Scientists Are Using Ravenous Bacteria To Save The Planet

By April Ryder | Published

bacteria
Scanning electron micrograph of Escherichia coli

A group of Japanese scientists made an important discovery while investigating a trash dump in 2001. In an article published by The Guardian, the scientists, led by Kohei Oda, found a slimy film of bacteria that had been successfully feeding on (and thus breaking down) various plastics in among the waste. 

A chance discovery led to a ground-breaking study into the usage of plastic-eating bacteria.

The bacteria were not only breaking down the plastics, but they were using the harmful carbon produced from the material as fuel to energize their own growth and replication. The discovery of a plastic-hungry bacteria was groundbreaking; however, there were still plenty of unanswered questions to explore. 

The road from discovery to everyday integration into the role of plastic recycling wasn’t going to be simple. Discovering a bacteria capable of feeding on the breakdown of plastic wastes was just the beginning. 

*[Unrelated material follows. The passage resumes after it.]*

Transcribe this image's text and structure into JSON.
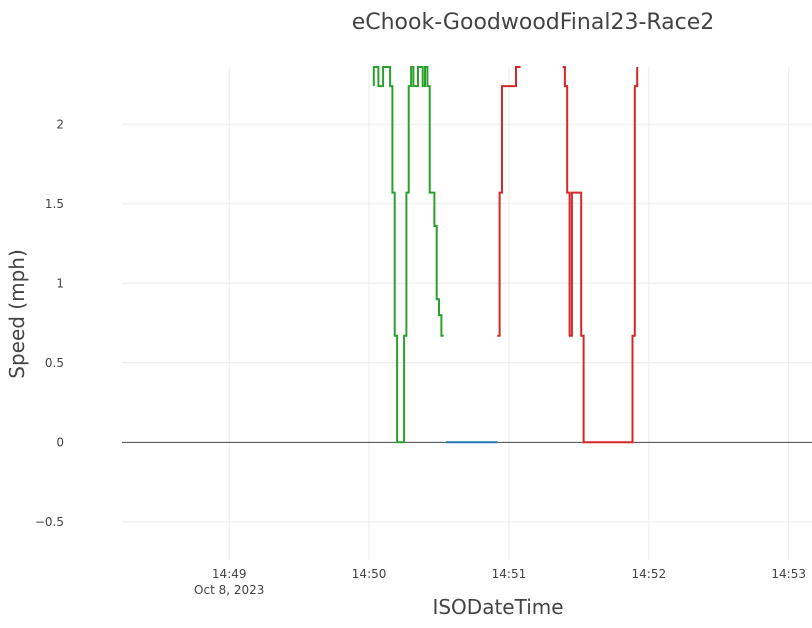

In the 20+ years since Oda and his team discovered the bacteria, only some movement has been made toward integration. Any vast forward progression would have to be fueled by a growing interest in the project, and the interest hasn’t been there thus far. 

The study of microbes and other bacteria has been largely stifled in recent times due to the scientific community’s questioning of their true potential. Kohei Oda believes that this part of nature “often has very good ideas” for solving the scientific mysteries faced by our world. 

If we have yet to figure out a good solution, microbes and bacteria have likely already sorted the situation. The challenge is to find which bacteria is most efficiently suited for the job. The bacteria Oda and his team discovered was useful, but not efficient. 

Discovering a bacteria capable of feeding on the breakdown of plastic wastes was just the beginning. 

In a lab test, Oda’s bacteria (which he named Ideonella sakaiensis) was able to break down a 2cm-long piece of plastic weighing only one 20th of a gram in around seven weeks. Watching the newfound bacteria at work is noteworthy, but the pace it set on the breakdown of the plastic would need boosting. 

The world’s plastic problem is far too widespread to wait seven weeks for only a 2cm piece of plastic to be recycled. With an island of plastic floating in the Pacific Ocean and only around nine percent of all the world’s plastics ever truly being recycled, the problem is overwhelming. 

bacteria

France is the only country so far that has made any notable forward progress in the situation. A company by the name of Carbios has successfully integrated the use of bacterial enzymes to process and recycle 250kg of PET (polyethylene terephthalate) plastics daily. They break the plastic down into its precursor molecules, and the result of that process can be used to create new plastics. 

This is important because, before now, plastics haven’t truly been fully recyclable. The typical process of plastic recycling breaks down the material, making it a little thinner and weaker after every remolding process, eventually ending up as unusable waste. 

For the bulk of the last 200 years, scientists have limited the use of bacteria microbes, as they have widely been seen as something to be eradicated. Industrially, they have only been put to work in processes such as the fermentation of wine or cheese, but Carbios has found a way to put Oda’s plastic-hungry bacteria to work in a more ecologically beneficial manner. 

Carbios developed a process that breaks down the trashed plastics into small pellets, which are composed of a much less compact group of fibers, giving the bacteria a bigger area to attack. 

For the bulk of the last 200 years, scientists have limited the use of bacteria microbes, as they have widely been seen as something to be eradicated.

Naturally, the bacteria used to break down the plastics would produce other enzymes and waste products, but Carbios pays a biotech company to produce large, concentrated collections of the plastic-eating enzyme from bacteria. When the plastic pellets are placed in a large churning metal bin, the enzyme breaks the plastic down into a liquid made up of two chemicals that can then be used to create new plastics. 

In the future, one could be hopeful that France’s methods will spread and be refined by other countries, spawning a vast progression in the world’s battle against overwhelming plastic waste.